Upload Files

This section describes how to upload data from your own filesystem, download files to a container, and programmatically delete those files when you are done.

Uploading Files

If you have data files on your local machine that you want to analyze with Zepl, you can upload the file by clicking the right menu bar in your notebook and choosing the Upload file button. Uploaded files are only accessible through the notebook in which they were uploaded. To access the same file in a different notebook, the file will need to be uploaded to each notebook separately.

Common file formats uploaded include:

  • .CSV: Used to load small sample data files

  • .PARQUET: Used to upload sample data files

  • .PKL: Bring pre-trained models to your Zepl notebooks

Zepl supports files up to 25MB in size. Each notebook may not exceed 100MB in total

Accessing Data

Once the file is uploaded to the notebook, you can access the file through the following URL (where <file-name> is the name of the file):

http://zdata/<file-name>

Direct Access

Use the examples below to load you data directly from the file system endpoint (URL) where the data is located. This method will directly load data into into a data object using the language of your choice.

Python
Scala
PySpark
R
SparkR
Python
%python
​
import pandas as pd
pandas_df = pd.read_csv('http://zdata/titanic3.csv', sep=';', header='infer')
Scala
%spark
​
import org.apache.spark.SparkFiles
​
sc.addFile("http://zdata/titanic3.csv")
val sparkDF = spark.read.format("csv")
.option("delimiter", ";")
.option("header", "true")
.option("inferSchema", "true")
.load(SparkFiles.get("titanic3.csv"))
PySpark
%spark.pyspark
​
from pyspark import SparkFiles
​
sc.addFile('http://zdata/titanic3.csv')
sparkDF = spark.read.format('csv').options(delimiter=';', header='true', inferSchema='true').load(SparkFiles.get('titanic3.csv'))
R
%r
table <- read.table("http://zdata/titanic3.csv", header = TRUE, sep = ",", dec = ".")
SparkR
%spark.r
​
spark.addFile("http://zdata/titanic3.csv")
sparkDF <- read.df(path = spark.getSparkFiles("bank.csv"), source = "csv", delimiter = ";", header = "true", inferSchema = "true")

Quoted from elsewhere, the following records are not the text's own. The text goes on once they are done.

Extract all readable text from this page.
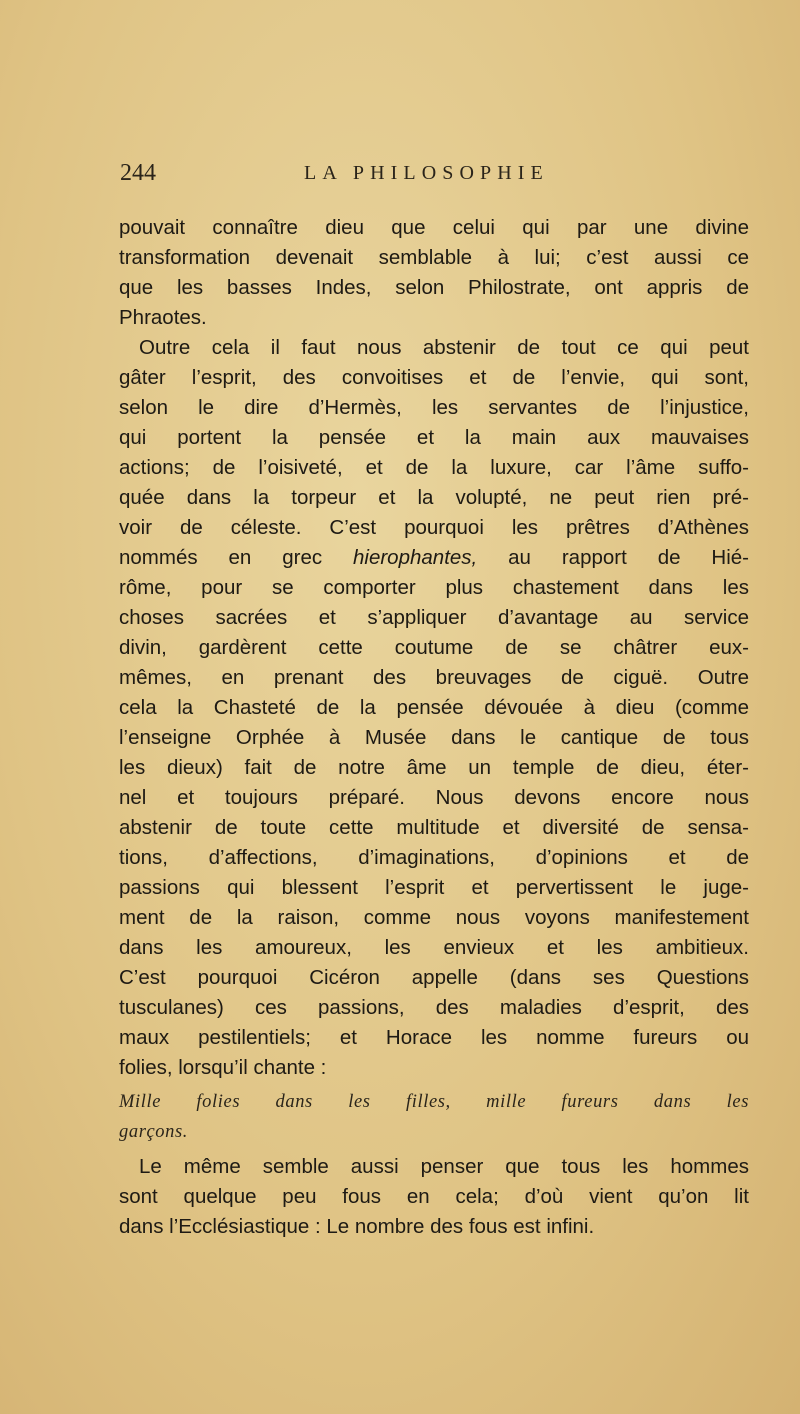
244	LA PHILOSOPHIE
pouvait connaître dieu que celui qui par une divine
transformation devenait semblable à lui; c’est aussi ce
que les basses Indes, selon Philostrate, ont appris de
Phraotes.
Outre cela il faut nous abstenir de tout ce qui peut
gâter l’esprit, des convoitises et de l’envie, qui sont,
selon le dire d’Hermès, les servantes de l’injustice,
qui portent la pensée et la main aux mauvaises
actions; de l’oisiveté, et de la luxure, car l’âme suffo-
quée dans la torpeur et la volupté, ne peut rien pré-
voir de céleste. C’est pourquoi les prêtres d’Athènes
nommés en grec hierophantes, au rapport de Hié-
rôme, pour se comporter plus chastement dans les
choses sacrées et s’appliquer d’avantage au service
divin, gardèrent cette coutume de se châtrer eux-
mêmes, en prenant des breuvages de ciguë. Outre
cela la Chasteté de la pensée dévouée à dieu (comme
l’enseigne Orphée à Musée dans le cantique de tous
les dieux) fait de notre âme un temple de dieu, éter-
nel et toujours préparé. Nous devons encore nous
abstenir de toute cette multitude et diversité de sensa-
tions, d’affections, d’imaginations, d’opinions et de
passions qui blessent l’esprit et pervertissent le juge-
ment de la raison, comme nous voyons manifestement
dans les amoureux, les envieux et les ambitieux.
C’est pourquoi Cicéron appelle (dans ses Questions
tusculanes) ces passions, des maladies d’esprit, des
maux pestilentiels; et Horace les nomme fureurs ou
folies, lorsqu’il chante :
Mille folies dans les filles, mille fureurs dans les
garçons.
Le même semble aussi penser que tous les hommes
sont quelque peu fous en cela; d’où vient qu’on lit
dans l’Ecclésiastique : Le nombre des fous est infini.
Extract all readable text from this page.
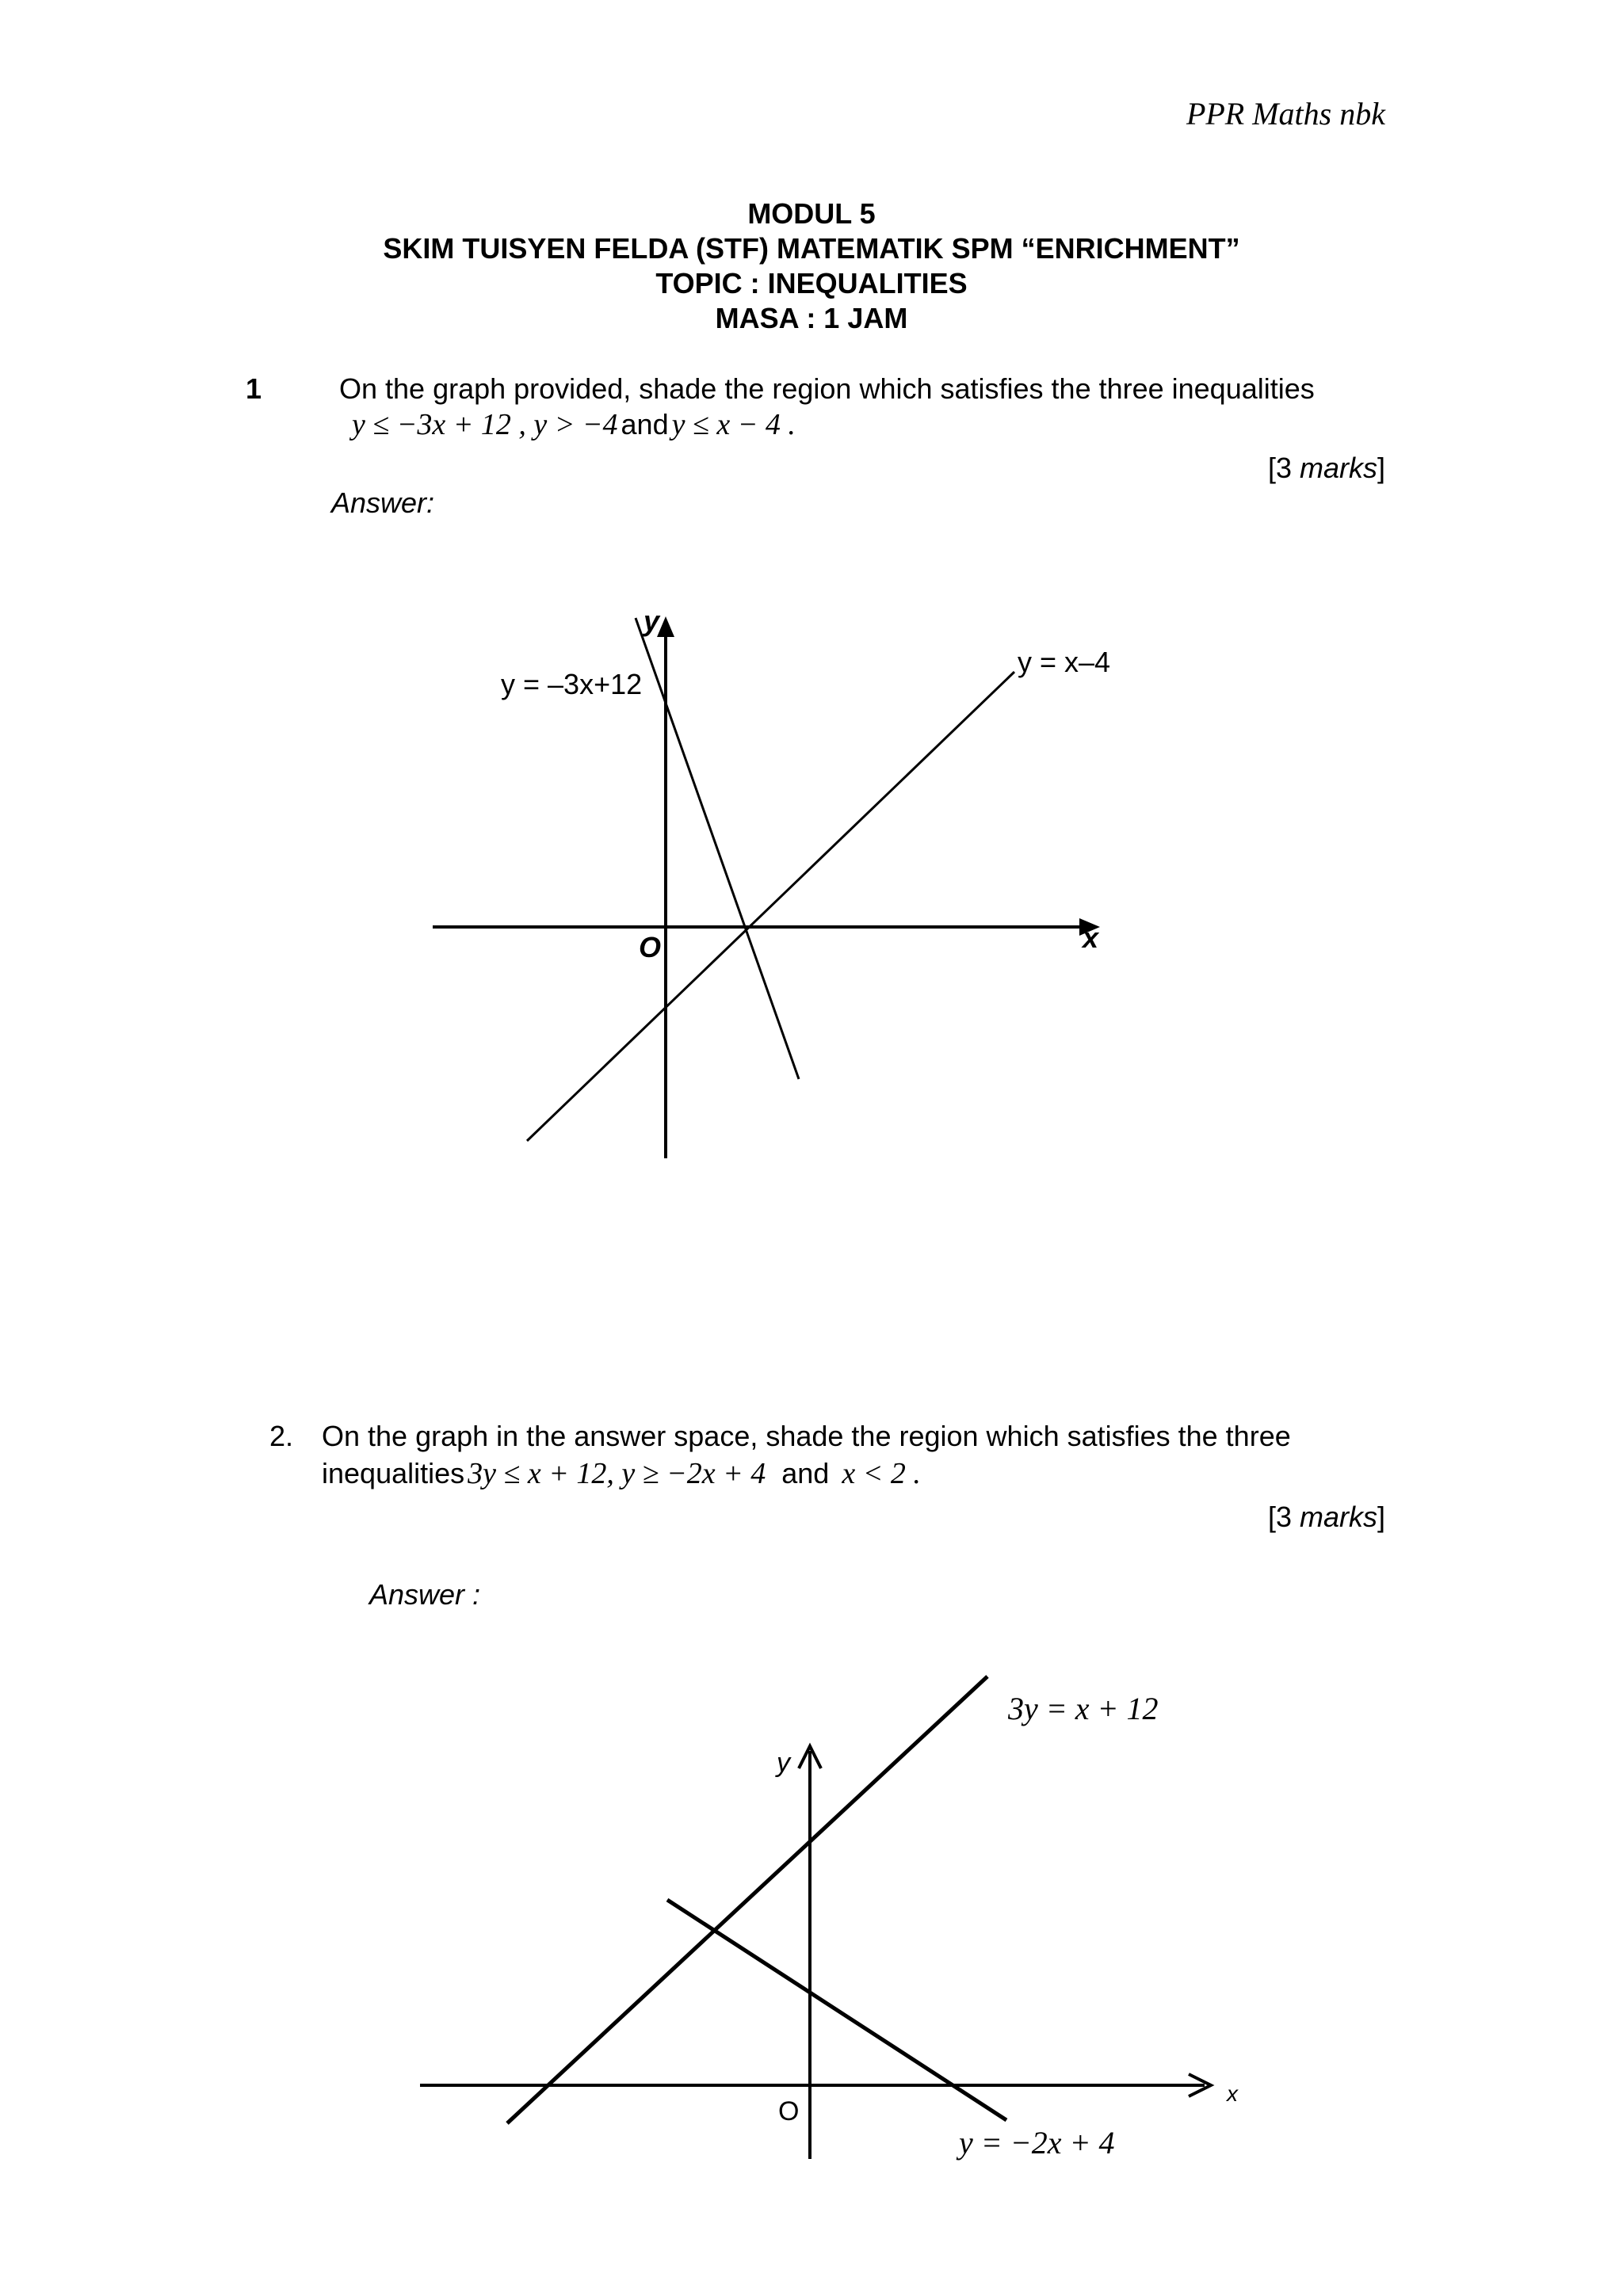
PPR Maths nbk
MODUL 5
SKIM TUISYEN FELDA (STF) MATEMATIK SPM “ENRICHMENT”
TOPIC : INEQUALITIES
MASA : 1 JAM
1	On the graph provided, shade the region which satisfies the three inequalities
y ≤ −3x + 12 , y > −4 and y ≤ x − 4 .
[3 marks]
Answer:
y
x
O
y = –3x+12
y = x–4
2. On the graph in the answer space, shade the region which satisfies the three
inequalities 3y ≤ x + 12, y ≥ −2x + 4 and x < 2 .
[3 marks]
Answer :
y
x
O
3y = x + 12
y = −2x + 4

Load file to container filesystem

Zepl allows users to download data files directly to container's file system. Often this method is used when the original file needs to be modified after your notebook has executed.

1. Load file

%python
!wget http://zdata/<file-name>

2. (optional) List loaded data

%python
!ls <file-name>

3. Load data into a data object with the language of your choice

Python
Scala
PySpark
R
SparkR
Python
%python
​
import pandas as pd
pandas_df = pd.read_csv('titanic3.csv', sep=';', header='infer')
Scala
%spark
​
import org.apache.spark.SparkFiles
​
val sparkDF = spark.read.format("csv")
.option("delimiter", ";")
.option("header", "true")
.option("inferSchema", "true")
.load("titanic3.csv")
PySpark
%spark.pyspark
​
from pyspark import SparkFiles
​
sparkDF = spark.read.format('csv').options(delimiter=';', header='true', inferSchema='true').load('titanic3.csv')
R
%r
​
table <- read.table("titanic3.csv", header = TRUE, sep = ",", dec = ".")
SparkR
%spark.r
​
sparkDF <- read.df(path = "titanic3.csv", source = "csv", delimiter = ";", header = "true", inferSchema = "true")

Editing Data

You cannot edit data directly within Zepl, but you can overwrite the data file by uploading a file with the same name.

Overwritten data cannot be recovered.

Deleting Data

To delete data, click the red "x" button next to the data file in the Files tab in your notebook.

Deleted data cannot be recovered.